Gunmaker To The World


By “inside contracting” Colt kept his own employment rolls to less than a fourth of the total number who earned their living from the armory. His thirty-one contractors assumed responsibility for their particular operations or departments, hiring their own men and receiving materials and tools from Colt.

The willow trees grew so well on top of the dike that Colt set up a small factory to manufacture willow furniture, which became especially popular in Cuba and South America because of its lightness of weight and its coolness. For his German willow workers he erected a row of two-family brick houses modelled after their homes in Potsdam, and gave them a beer-and-coffee garden as well. For his own pleasure and theirs, he formed them into a brightly uniformed armory band. His final, most forward-looking contribution to his employees’ welfare was Charter Oak Hall, named after the Charter Oak tree that fell in 1856, the year the hall was dedicated.∗ Seating a thousand people, the hall was a meeting place for workers; there they could read, hear lectures or concerts, and hold fairs or dances. ∗The Charter Oak long had been a symbol of Connecticut’s passion for independence. In 1687 the British royal governor was frustrated in his attempt to take away the colony’s charter when a local resident stashed the document in the ancient tree.

Through it all, Sam Colt had remained a rather bibulous bachelor, a. well-fleshed six-footer whose light hazel eyes were beginning to gather more than a few wrinkles about them. But Colonel Colt was now at the peak of his career, and he needed a wife and home; these he acquired with his usual dispatch and pomp. Four years earlier he had met the two daughters of the Reverend William Jarvis of Middletown, downriver from Hartford. He chose as his bride the gracious and gentle Elizabeth, who at thirty was twelve years younger than he. The extravagance of their wedding, on June 5, 1856, rocked Hartford’s staid society. The steamboat Washington Irving , which Colt chartered for the occasion, carried him and his friends to the wedding in Middletown. They boarded in front of the flag-bedecked armory; there was an immense crowd of spectators, and Colt mechanics fired a rifle salute from the cupola. Two days later the Colonel and his bride sailed on the Baltic for a six-month trip to Europe. On their return, Sam began to build his palatial Armsmear on the western edge of his property.

When Armsmear was finished, Colt’s investment in the South Meadows was close to two million dollars—truly a gigantic redevelopment project for that era (and one that he accomplished without borrowing from the bankers he so roundly detested). Yet its importance was largely lost upon the city fathers, and Colt’s father-in-law complained, “Though he pays nearly one tenth of the whole city tax, yet there has been a determination on the part of the Republicans to do nothing for him, or the many hundreds who reside on his property in the South Meadows.”

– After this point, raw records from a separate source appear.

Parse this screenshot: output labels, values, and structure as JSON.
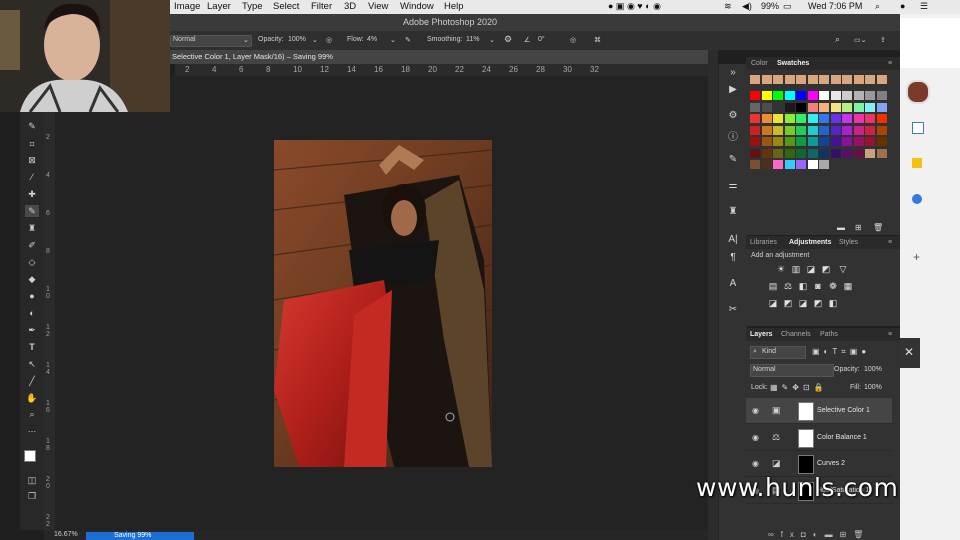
{
  "menubar": {
    "items": [
      "Image",
      "Layer",
      "Type",
      "Select",
      "Filter",
      "3D",
      "View",
      "Window",
      "Help"
    ],
    "battery": "99%",
    "clock": "Wed 7:06 PM"
  },
  "window": {
    "title": "Adobe Photoshop 2020"
  },
  "options": {
    "mode": "Normal",
    "opacity_label": "Opacity:",
    "opacity": "100%",
    "flow_label": "Flow:",
    "flow": "4%",
    "smoothing_label": "Smoothing:",
    "smoothing": "11%",
    "angle": "0°"
  },
  "document": {
    "tab_title": "Selective Color 1, Layer Mask/16) – Saving 99%",
    "zoom": "16.67%",
    "status": "Saving 99%"
  },
  "ruler": {
    "h_labels": [
      "2",
      "4",
      "6",
      "8",
      "10",
      "12",
      "14",
      "16",
      "18",
      "20",
      "22",
      "24",
      "26",
      "28",
      "30",
      "32"
    ],
    "v_labels": [
      "0",
      "2",
      "4",
      "6",
      "8",
      "1\n0",
      "1\n2",
      "1\n4",
      "1\n6",
      "1\n8",
      "2\n0",
      "2\n2"
    ]
  },
  "panels": {
    "color_tabs": [
      "Color",
      "Swatches"
    ],
    "mid_tabs": [
      "Libraries",
      "Adjustments",
      "Styles"
    ],
    "add_adjustment": "Add an adjustment",
    "layer_tabs": [
      "Layers",
      "Channels",
      "Paths"
    ],
    "kind": "Kind",
    "blend_mode": "Normal",
    "opacity_label": "Opacity:",
    "opacity": "100%",
    "lock_label": "Lock:",
    "fill_label": "Fill:",
    "fill": "100%"
  },
  "layers": [
    {
      "name": "Selective Color 1",
      "selected": true,
      "icon": "selective-color-icon",
      "mask": "white"
    },
    {
      "name": "Color Balance 1",
      "selected": false,
      "icon": "color-balance-icon",
      "mask": "white"
    },
    {
      "name": "Curves 2",
      "selected": false,
      "icon": "curves-icon",
      "mask": "black"
    },
    {
      "name": "Hue/Saturation 1",
      "selected": false,
      "icon": "hue-saturation-icon",
      "mask": "black"
    }
  ],
  "watermark": "www.hunls.com",
  "swatches": {
    "row1": [
      "#d9a77e",
      "#d9a77e",
      "#d9a77e",
      "#d9a77e",
      "#d9a77e",
      "#d9a77e",
      "#d9a77e",
      "#d9a77e",
      "#d9a77e",
      "#d9a77e",
      "#d9a77e",
      "#d9a77e"
    ],
    "grid": [
      [
        "#ff0000",
        "#ffff00",
        "#00ff00",
        "#00ffff",
        "#0000ff",
        "#ff00ff",
        "#ffffff",
        "#e6e6e6",
        "#cccccc",
        "#b3b3b3",
        "#999999",
        "#808080"
      ],
      [
        "#666666",
        "#4d4d4d",
        "#333333",
        "#1a1a1a",
        "#000000",
        "#f28080",
        "#f2b380",
        "#f2e680",
        "#b3f280",
        "#80f2a6",
        "#80f2f2",
        "#80a6f2"
      ],
      [
        "#ee3333",
        "#ef8c33",
        "#eee333",
        "#8cee33",
        "#33ee66",
        "#33eeee",
        "#3377ee",
        "#6633ee",
        "#cc33ee",
        "#ee33aa",
        "#ee3366",
        "#ee3300"
      ],
      [
        "#cc2222",
        "#cc7722",
        "#ccbb22",
        "#77cc22",
        "#22cc55",
        "#22cccc",
        "#2266cc",
        "#5522cc",
        "#aa22cc",
        "#cc2288",
        "#cc2244",
        "#aa4400"
      ],
      [
        "#991111",
        "#995511",
        "#998811",
        "#559911",
        "#119944",
        "#119999",
        "#114499",
        "#441199",
        "#881199",
        "#991166",
        "#991133",
        "#663300"
      ],
      [
        "#661111",
        "#663311",
        "#666611",
        "#336611",
        "#116633",
        "#116666",
        "#113366",
        "#331166",
        "#551166",
        "#661144",
        "#c8a27a",
        "#a07050"
      ],
      [
        "#7a5030",
        "#4a3020",
        "#ff66cc",
        "#33ccff",
        "#9966ff",
        "#ffffff",
        "#aaaaaa"
      ]
    ]
  }
}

Although the city finally gave him some tax relief for his improvements, its only physical contribution was three street lamps. And when Sam started a private ferry from the armory across the Connecticut to East Hartford to convey mechanics who could not be accommodated in company housing, the hostile Hartford Courant accused him of trying to “dodge the rights of the Hartford Bridge Company.” So exasperated did the Colonel become over such treatment—which was undoubtedly aggravated by his own brashness—that he made a major change in his will, depriving Connecticut of what would surely have been a great educational institution. He had originally planned to leave a quarter of his estate for “founding a school for the education of practical mechanics and engineers.”

By the end of 1858 the Colonel, his lady, and young Caldwell were comfortably ensconced in Armsmear. The family saw little of Colt, however; as the North and South raced toward cataclysm, Colt was busy making enormous profits by filling the demands of both sides for what he sardonically called “my latest work on ‘Moral Reform.’ ” He seriously considered building a branch armory in either Virginia or Georgia. The Armory’s earnings averaged $237,000 annually until the outbreak of the Civil War, when they soared to over a million. His last shipment of five hundred guns to the South left for Richmond three days after Fort Sumter, packed in boxes marked “hardware.”

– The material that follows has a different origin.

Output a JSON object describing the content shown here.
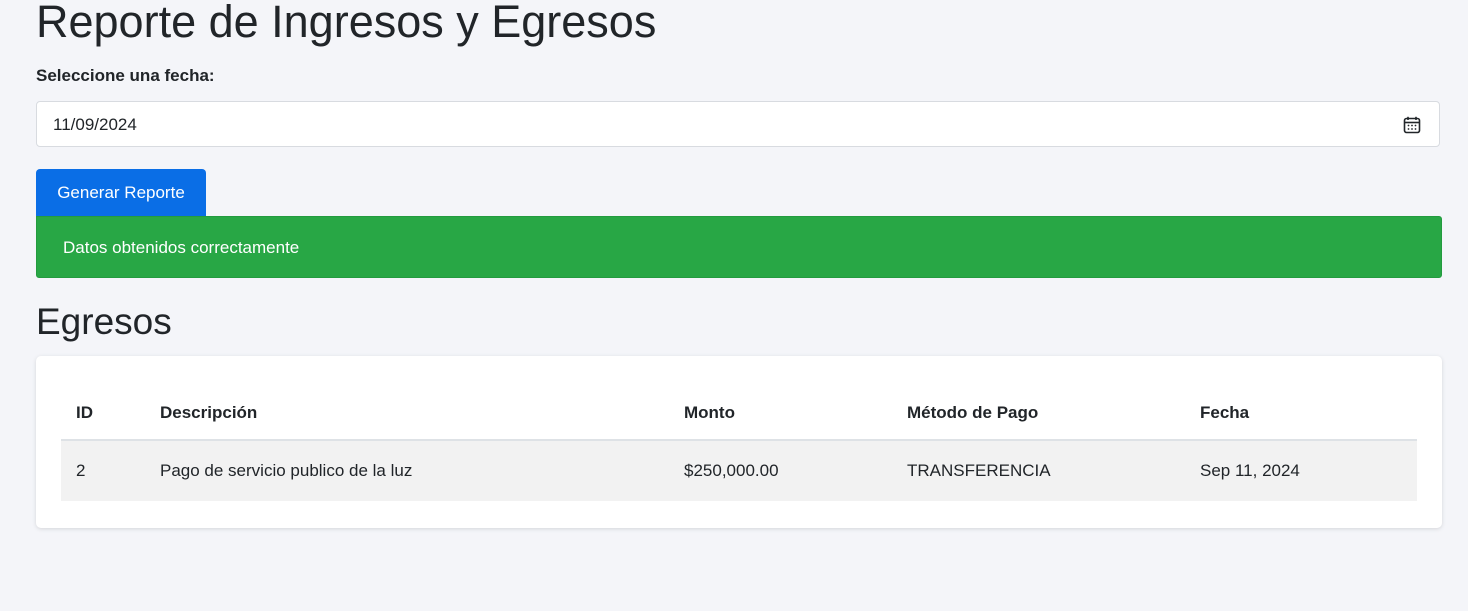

Colt regarded slavery not as a moral wrong but as an inefficient economic system. He abhorred abolitionists, denounced John Brown as a traitor, and opposed the election of Lincoln for fear the Union would be destroyed—and a lucrative market thereby lost. Like many other Connecticut manufacturers, he believed that an upset of the status quo would be ruinous to the free trade on which the state’s prosperity depended. Thus, he took a conservative stand on slavery and supported the Democrats because they stressed Union and the Constitution. But at the same time, he shrewdly prepared the armory for a five-year conflict and for the arming of a million men; the prevailing sentiment in Hartford was that a civil war, if it broke out, could not last two months. During a vacation in Cuba in early 1861, Colt wrote Root and Lord, exhorting them to “run the Armory night & day with a double set of hands. … Make hay while the sun shines.”